GNU/Linux‎ > ‎Blog‎ > ‎

New era of storage

objavljeno: 9. jan. 2020 17:06 avtor: Damjan Ziberna
With the amount of data beeing produced each minute these days, many companies are becomming  aware of  the fact that the classic way of storing data is just not cutting it any more to what the needs are.
Today you cannot afford to take performance hits just because a disk failed. Not you can afford to have downtime if your RAID array failes completely.
So what do you do? One way ahead is to be stubborn and get your secondary enterprise storage rack for your secondary data-center with the license and the dark fibre connection to have it mirrored with your primary one. That is if you have the money for all that.
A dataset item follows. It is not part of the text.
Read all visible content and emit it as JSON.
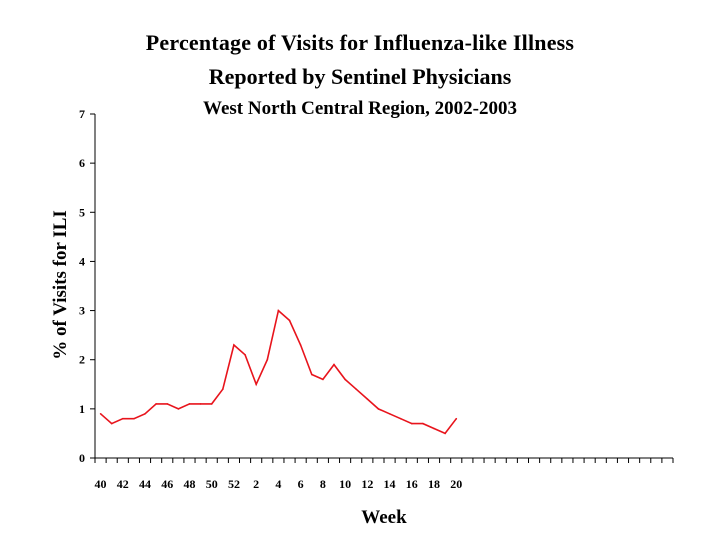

Another way is to put your data into the cloud and have that data mirrored to at least two geographically split sites. This costs a bit extra, but you want to make sure your data is available at all times, do you not? By doing so, you are placing the burden of making storage space scalable to your cloud service provider. 
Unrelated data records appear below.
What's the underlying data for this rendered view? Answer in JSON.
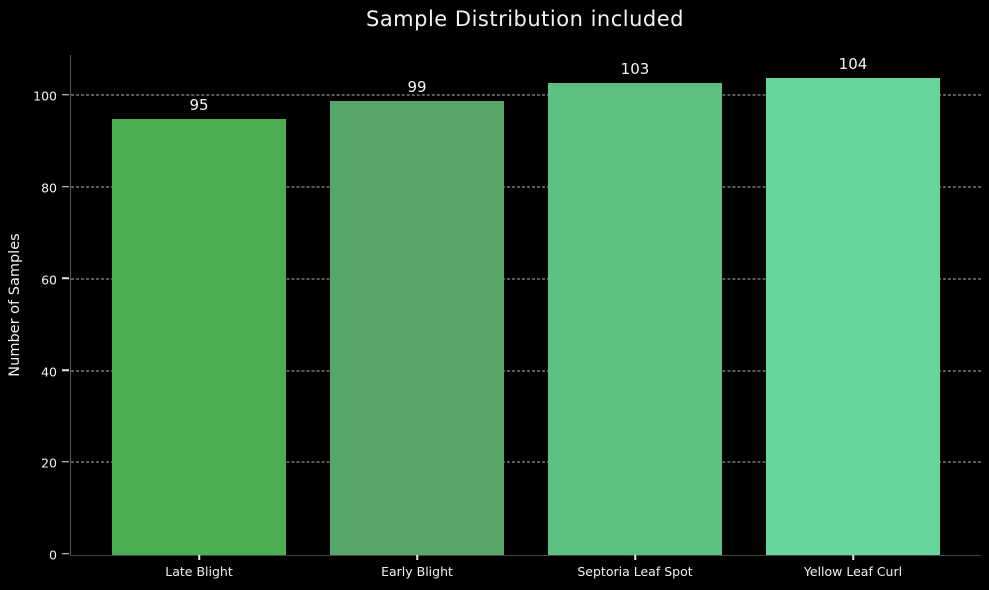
{
  "chart_data": {
    "type": "bar",
    "title": "Sample Distribution included",
    "xlabel": "",
    "ylabel": "Number of Samples",
    "categories": [
      "Late Blight",
      "Early Blight",
      "Septoria Leaf Spot",
      "Yellow Leaf Curl"
    ],
    "values": [
      95,
      99,
      103,
      104
    ],
    "bar_colors": [
      "#4bae52",
      "#55a667",
      "#5cc083",
      "#68d59d"
    ],
    "yticks": [
      0,
      20,
      40,
      60,
      80,
      100
    ],
    "ylim": [
      0,
      109
    ],
    "grid": "horizontal-dashed",
    "legend_position": "none",
    "background_color": "#000000",
    "text_color": "#f2f2f2",
    "gridline_color": "#b3b3b3",
    "axis_color": "#55595e"
  }
}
But wait. What if you do not want to place your data into the cloud just yet or you do not have the need to have that data globally accessible. You just want to scale up your own data center and perhaps make it in sync with your secondary site for backup and/or disaster recovery purposes. How would you go about that without spending a fortune?
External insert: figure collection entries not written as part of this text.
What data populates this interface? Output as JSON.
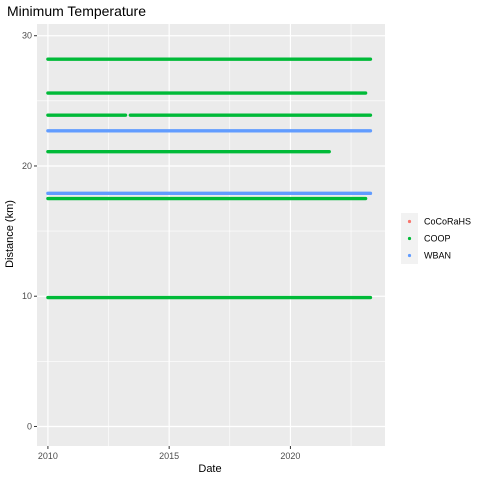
{
  "chart_data": {
    "type": "scatter",
    "title": "Minimum Temperature",
    "xlabel": "Date",
    "ylabel": "Distance (km)",
    "xlim": [
      2009.55,
      2023.9
    ],
    "ylim": [
      -1.5,
      30.9
    ],
    "x_ticks": [
      2010,
      2015,
      2020
    ],
    "x_tick_labels": [
      "2010",
      "2015",
      "2020"
    ],
    "y_ticks": [
      0,
      10,
      20,
      30
    ],
    "y_tick_labels": [
      "0",
      "10",
      "20",
      "30"
    ],
    "grid": true,
    "legend_position": "right",
    "colors": {
      "CoCoRaHS": "#f8766d",
      "COOP": "#00ba38",
      "WBAN": "#619cff",
      "panel": "#ebebeb",
      "grid": "#ffffff"
    },
    "series": [
      {
        "name": "CoCoRaHS",
        "segments": []
      },
      {
        "name": "COOP",
        "segments": [
          {
            "y": 28.2,
            "x_start": 2010.0,
            "x_end": 2023.3
          },
          {
            "y": 25.6,
            "x_start": 2010.0,
            "x_end": 2023.1
          },
          {
            "y": 23.9,
            "x_start": 2010.0,
            "x_end": 2013.2
          },
          {
            "y": 23.9,
            "x_start": 2013.4,
            "x_end": 2023.3
          },
          {
            "y": 21.1,
            "x_start": 2010.0,
            "x_end": 2021.6
          },
          {
            "y": 17.5,
            "x_start": 2010.0,
            "x_end": 2023.1
          },
          {
            "y": 9.9,
            "x_start": 2010.0,
            "x_end": 2023.3
          }
        ]
      },
      {
        "name": "WBAN",
        "segments": [
          {
            "y": 22.7,
            "x_start": 2010.0,
            "x_end": 2023.3
          },
          {
            "y": 17.9,
            "x_start": 2010.0,
            "x_end": 2023.3
          }
        ]
      }
    ]
  }
}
The answer is in the title of this article. Nothing new for most of the cloud providers as they must be using something affordable and without the vendor lock-in threat. A solution that would work on off-the-shelf servers, something easily attainable. Something like a software defined storage.
There are some different solutions you can choose from. They are in their essence not the same and should be considered based on your requirements.
Let's name some - CEPH, GLUSTERFS, DRBD, LUSTRE, MOOSEFS. These are some of the open source project that are available to you that go beyond the classical storage. These solutions feature distributed data storage with single or multiple copies of your data that gets written to multiple different disks across different storage units (servers). As you probably have figured out by now, you require multiple servers to run such data storage systems. But if you are at a stage where you are considering abandoning the old ways, you are probably already running on bunch of servers anyway.
There is no "one-fits-all" solution amongs these. You will just have to dig into the features and requirements of each and every one of these or more and carefully examine your data requirements of the future. You might even consider going hybrid by having one copy of your data in your data center and another one (or more) at one of the cloud providers. 
So forget about your classic SAN, NAS or DAS boxes and join the evolution.